Proses penambangannya menimbulkan kerusakan ekologi yang serius: deforestasi, pencemaran air, dan konflik sosial di wilayah-wilayah pertambangan seperti Kongo, Australia, dan Indonesia.

Sebagai contoh, penambangan nikel di Indonesia, terutama di Pulau Sulawesi dan Papua, telah menimbulkan deforestasi dan merusak habitat pesisir. Selain itu, tailing atau limbah tambang sering dibuang ke laut, mengancam biota laut dan kehidupan nelayan lokal. Ini menimbulkan pertanyaan etis: apakah mobil “hijau” benar-benar ramah lingkungan jika bahan bakunya merusak lingkungan dan kehidupan sosial masyarakat lokal?

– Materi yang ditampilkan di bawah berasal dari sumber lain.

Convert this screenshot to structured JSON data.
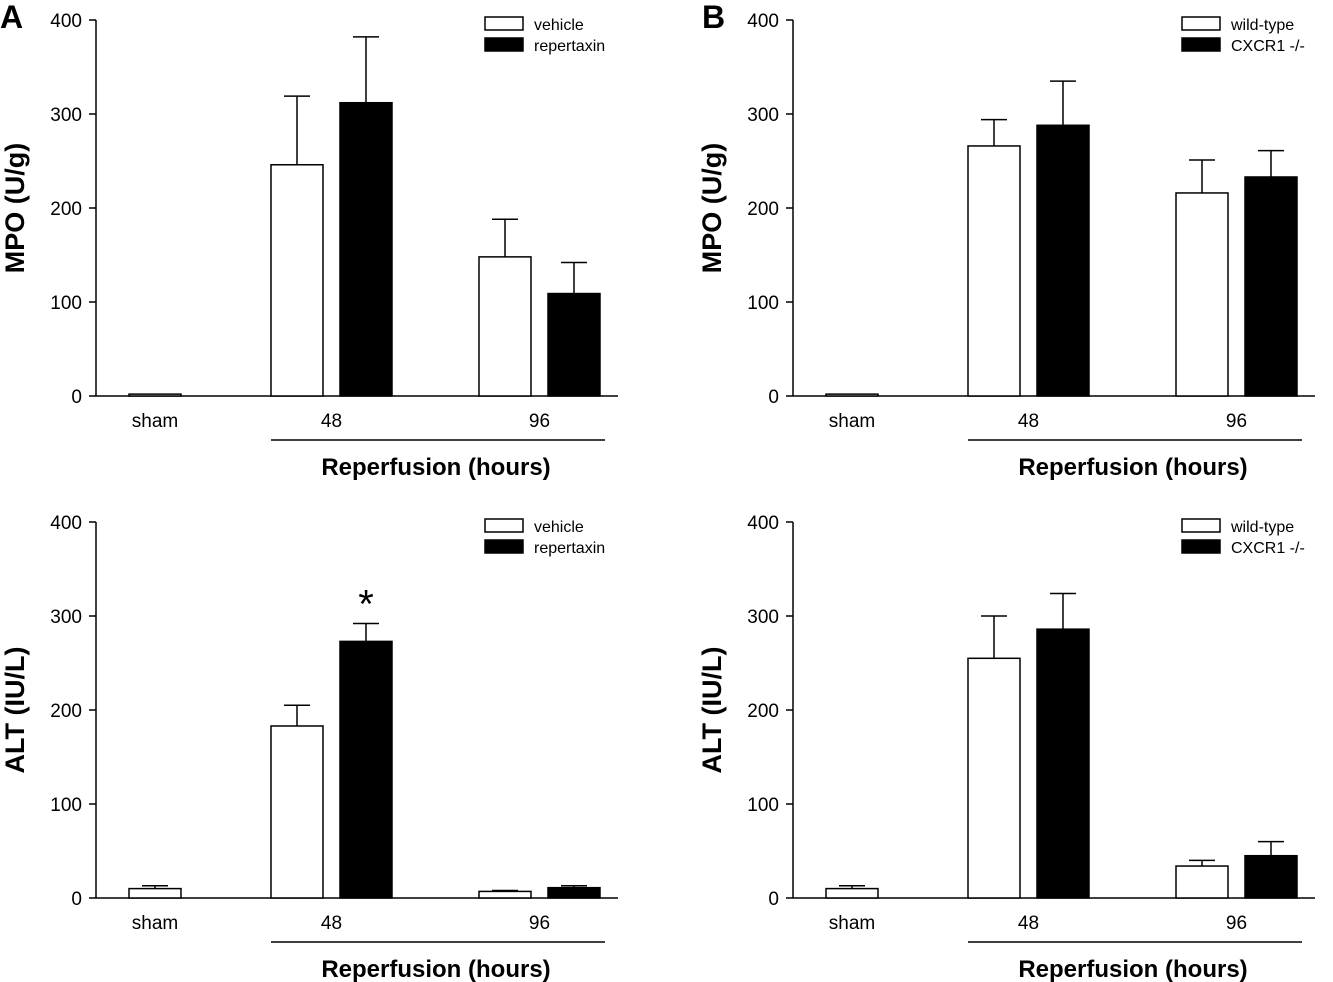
{
  "panel_labels": [
    "A",
    "B"
  ],
  "chart_data": [
    {
      "type": "bar",
      "panel": "A",
      "categories": [
        "sham",
        "48",
        "96"
      ],
      "xlabel": "Reperfusion (hours)",
      "ylabel": "MPO (U/g)",
      "ylim": [
        0,
        400
      ],
      "yticks": [
        0,
        100,
        200,
        300,
        400
      ],
      "legend_position": "top-right",
      "series": [
        {
          "name": "vehicle",
          "fill": "#ffffff",
          "values": [
            2,
            246,
            148
          ],
          "errors": [
            0,
            73,
            40
          ]
        },
        {
          "name": "repertaxin",
          "fill": "#000000",
          "values": [
            null,
            312,
            109
          ],
          "errors": [
            null,
            70,
            33
          ]
        }
      ],
      "annotations": []
    },
    {
      "type": "bar",
      "panel": "B",
      "categories": [
        "sham",
        "48",
        "96"
      ],
      "xlabel": "Reperfusion (hours)",
      "ylabel": "MPO (U/g)",
      "ylim": [
        0,
        400
      ],
      "yticks": [
        0,
        100,
        200,
        300,
        400
      ],
      "legend_position": "top-right",
      "series": [
        {
          "name": "wild-type",
          "fill": "#ffffff",
          "values": [
            2,
            266,
            216
          ],
          "errors": [
            0,
            28,
            35
          ]
        },
        {
          "name": "CXCR1 -/-",
          "fill": "#000000",
          "values": [
            null,
            288,
            233
          ],
          "errors": [
            null,
            47,
            28
          ]
        }
      ],
      "annotations": []
    },
    {
      "type": "bar",
      "panel": "A",
      "categories": [
        "sham",
        "48",
        "96"
      ],
      "xlabel": "Reperfusion (hours)",
      "ylabel": "ALT (IU/L)",
      "ylim": [
        0,
        400
      ],
      "yticks": [
        0,
        100,
        200,
        300,
        400
      ],
      "legend_position": "top-right",
      "series": [
        {
          "name": "vehicle",
          "fill": "#ffffff",
          "values": [
            10,
            183,
            7
          ],
          "errors": [
            3,
            22,
            1
          ]
        },
        {
          "name": "repertaxin",
          "fill": "#000000",
          "values": [
            null,
            273,
            11
          ],
          "errors": [
            null,
            19,
            2
          ]
        }
      ],
      "annotations": [
        {
          "text": "*",
          "category": 1,
          "series": 1
        }
      ]
    },
    {
      "type": "bar",
      "panel": "B",
      "categories": [
        "sham",
        "48",
        "96"
      ],
      "xlabel": "Reperfusion (hours)",
      "ylabel": "ALT (IU/L)",
      "ylim": [
        0,
        400
      ],
      "yticks": [
        0,
        100,
        200,
        300,
        400
      ],
      "legend_position": "top-right",
      "series": [
        {
          "name": "wild-type",
          "fill": "#ffffff",
          "values": [
            10,
            255,
            34
          ],
          "errors": [
            3,
            45,
            6
          ]
        },
        {
          "name": "CXCR1 -/-",
          "fill": "#000000",
          "values": [
            null,
            286,
            45
          ],
          "errors": [
            null,
            38,
            15
          ]
        }
      ],
      "annotations": []
    }
  ]
}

Di sisi lain, produksi mobil berbahan bakar fosil juga memiliki jejak karbon dan lingkungan yang besar, dari ekstraksi minyak mentah hingga proses penyulingan. Namun, karena proses ini telah berlangsung puluhan tahun, dampaknya lebih tersebar dan tersembunyi dalam sistem energi global yang kompleks.
Daur Ulang dan Akhir Masa Pakai

Daur ulang baterai mobil listrik saat ini masih menjadi tantangan besar. Meski teknologi daur ulang mulai berkembang, secara ekonomi proses ini masih mahal dan belum efisien. Baterai bekas yang tidak dikelola dengan benar bisa mencemari tanah dan air akibat kandungan logam berat dan bahan kimia di dalamnya.

Sementara itu, mobil berbahan bakar fosil juga memiliki limbah akhir yang perlu dikelola, tetapi komponen-komponen seperti logam, ban, dan kaca lebih mudah didaur ulang dengan teknologi yang sudah matang.

Keadilan Iklim dan SDGs 13
SDGs 13 menekankan pentingnya aksi nyata untuk menangani perubahan iklim dan dampaknya. Dalam konteks ini, kendaraan listrik memang dapat berkontribusi dalam menurunkan emisi, tetapi hanya jika seluruh rantai pasoknya dari tambang hingga daur ulang berjalan secara berkelanjutan dan adil.

Kita harus memastikan bahwa transisi energi ini tidak menciptakan “zona pengorbanan” di negara berkembang hanya demi memenuhi ambisi hijau negara maju. Tanpa pengawasan dan tata kelola yang adil, transisi ini akan bertentangan dengan prinsip keadilan iklim yang menjadi jiwa dari SDGs.
Hijau yang Harus Diperjuangkan

Perbandingan ini menunjukkan bahwa mobil listrik memang menawarkan solusi lebih bersih dibanding kendaraan fosil dalam jangka panjang, terutama jika energi listriknya berasal dari sumber terbarukan. Namun, kita tidak bisa menutup mata terhadap kerusakan lingkungan dan sosial yang muncul di awal rantai pasoknya.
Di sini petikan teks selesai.